I have run into a freeze / potential bug when using MPI_Comm_accept in a
simple client / server implementation. I have attached two simplest
programs I could produce:
1. mpi-receiver.c opens a port using MPI_Open_port, saves the port
name to a file
2. mpi-receiver enters infinite loop and waits for connections using
MPI_Comm_accept
3. mpi-sender.c connects to that port using MPI_Comm_connect, sends
one MPI_UNSIGNED_LONG, calls barrier and disconnects using
MPI_Comm_disconnect
4. mpi-receiver reads the MPI_UNSIGNED_LONG, prints it, calls barrier
and disconnects using MPI_Comm_disconnect and goes to point 2 - infinite
loop
All works fine, but only exactly 5 times. After that the receiver hangs
in MPI_Recv, after exit from MPI_Comm_accept. That is 100% repeatable. I
have tried with Intel MPI - no such problem.

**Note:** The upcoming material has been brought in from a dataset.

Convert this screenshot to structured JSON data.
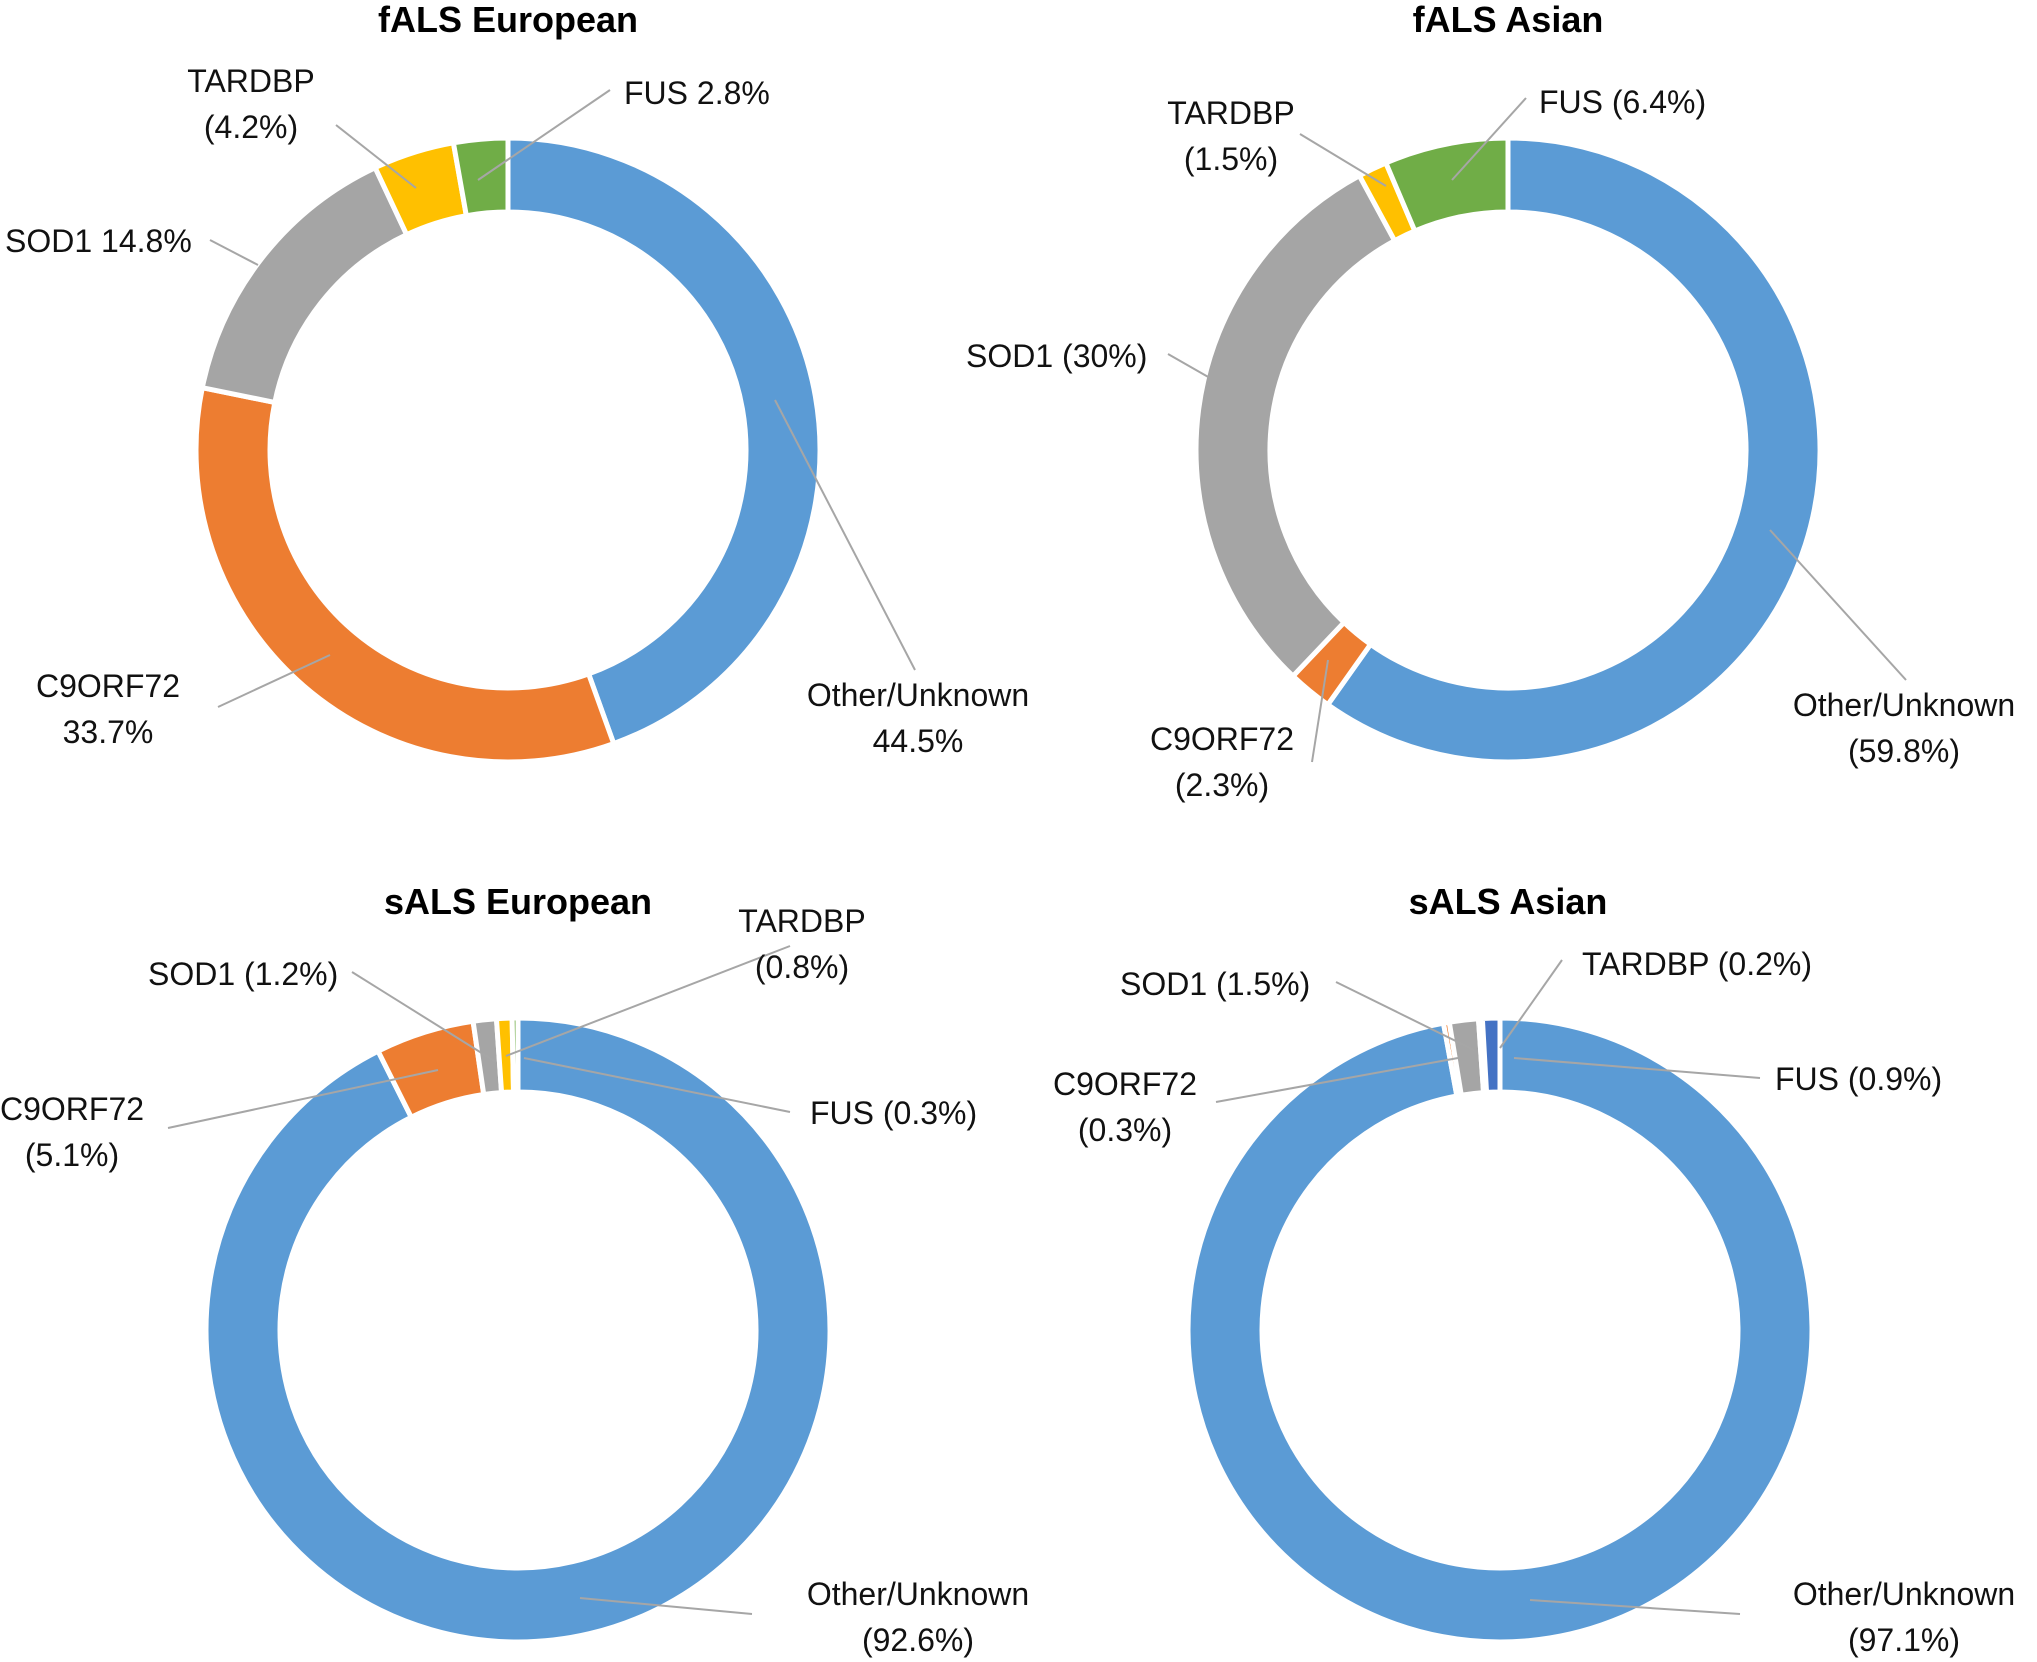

I execute the programs using OpenMPI 1.10 as follows
mpirun -np 1 --mca mpi_leave_pinned 0 ./mpi-receiver
Do you have any clues what could be the reason? Am I doing sth wrong, or
is it some problem with internal state of OpenMPI?
Thanks a lot!
Marcin
#include <mpi.h>
#include <stdio.h>
#include <stdlib.h>
#include <string.h>
int main(int argc, char **argv)
{
MPI_Info info;
char port_name[MPI_MAX_PORT_NAME];
MPI_Comm intercomm;
MPI_Init(&argc, &argv);
MPI_Info_create(&info);
MPI_Open_port(info, port_name);
printf("port name: %s\n", port_name);
/* write port name to file */
{
FILE *fd;
fd = fopen("port.txt", "w+");
fprintf(fd, "%s", port_name);
fclose(fd);
}
/* accept connections */
while(1){
unsigned long data;
/* accept connection */
MPI_Comm_accept(port_name, info, 0, MPI_COMM_WORLD, &intercomm);
/* receive comm size from the sender */
MPI_Recv(&data, 1, MPI_UNSIGNED_LONG, 0, 1, intercomm, MPI_STATUS_IGNORE);
printf("received data: %lx\n", data);
MPI_Barrier(intercomm);
MPI_Comm_disconnect(&intercomm);
printf("client disconnected\n");
}
}
#include <mpi.h>
#include <stdio.h>
#include <stdlib.h>
#include <string.h>
int main(int argc, char *argv[])
{
char port_name[MPI_MAX_PORT_NAME+1];
MPI_Info info;
MPI_Comm intercomm;
unsigned long data = 0x12345678;
/* initialize MPI */
MPI_Init(&argc, &argv);
MPI_Info_create(&info);
/* connect to receiver ranks - port is a string parameter */
strcpy(port_name, argv[1]);
/* connect to server - intercomm is the remote communicator */
MPI_Comm_connect(port_name, info, 0, MPI_COMM_WORLD, &intercomm);
printf("** connected\n");
/* send data */
MPI_Send(&data, 1, MPI_UNSIGNED_LONG, 0, 1, intercomm);
MPI_Barrier(intercomm);
/* disconnect */
MPI_Comm_disconnect(&intercomm);
MPI_Finalize();
printf("** disconnected\n");
return 0;
}